Bundesrat, 04. Juni 2021

Der Bundesrat hat am 4. Juni 2021 Beate Jessel zur neuen Direktorin der Eidgenössischen Forschungsanstalt für Wald, Schnee und Landschaft (WSL) gewählt. Sie tritt ihr Amt am 1. September 2021 an. Die 59-Jährige arbeitet zurzeit als Präsidentin des Bundesamtes für Naturschutz in Bonn. 

Prof. Dr. Beate Jessel tritt die Nachfolge von Konrad Steffen an, der im August 2020 in Grönland tödlich verunglückt ist. Prof. Dr. Beate Jessel hat an der Technischen Universität München Landespflege studiert und dort auch promoviert. Von 1999 bis 2006 hatte sie die Professur für Landschaftsplanung am Institut für Geoökologie der Universität Potsdam inne, ab 2006 den Lehrstuhl für Strategie und Management der Landschaftsentwicklung an der Technischen Universität München. 2007 wurde sie zur Präsidentin des Bundesamtes für Naturschutz in Bonn ernannt. 

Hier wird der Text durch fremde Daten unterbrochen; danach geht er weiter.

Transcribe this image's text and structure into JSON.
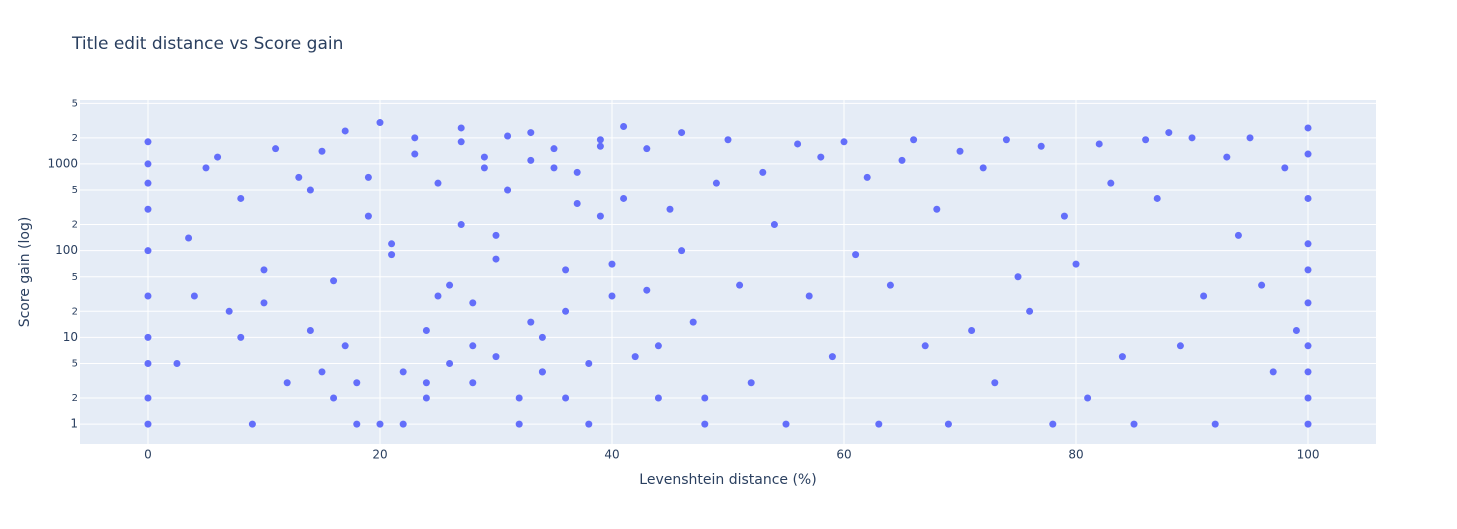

Frau Jessel wurde auf Antrag des ETH-Rates gewählt, wie dies im ETH-Gesetz vorgegeben ist. Im Rahmen der internationalen Ausschreibung des ETH-Rates waren für die Nachfolge von Steffen 30 Bewerbungen eingegangen, sechs davon von Frauen. Eine Kommission unter Leitung des Präsidenten des ETH-Rats, Michael Hengartner, leitete das mehrstufige Wahlantragsverfahren. 

Jessels Forschungsschwerpunkte liegen in den Bereichen Landschaftsentwicklung, Landschaftsmanagement und Naturschutz. Schwerpunktmässig befasst sie sich mit Verfahren und Methoden ökologisch orientierter Planungen, den Auswirkungen neuer Technologien und Landnutzungsformen auf Kulturlandschaften sowie auf Naturschutzstrategien, das Management von Flusseinzugsgebieten und auf Landschaftsästhetik. Mit ihrer Funktion als Direktorin der WSL ist eine Professur an der ETH Zürich und der Eidgenössischen Technischen Hochschule Lausanne (EPFL) verbunden.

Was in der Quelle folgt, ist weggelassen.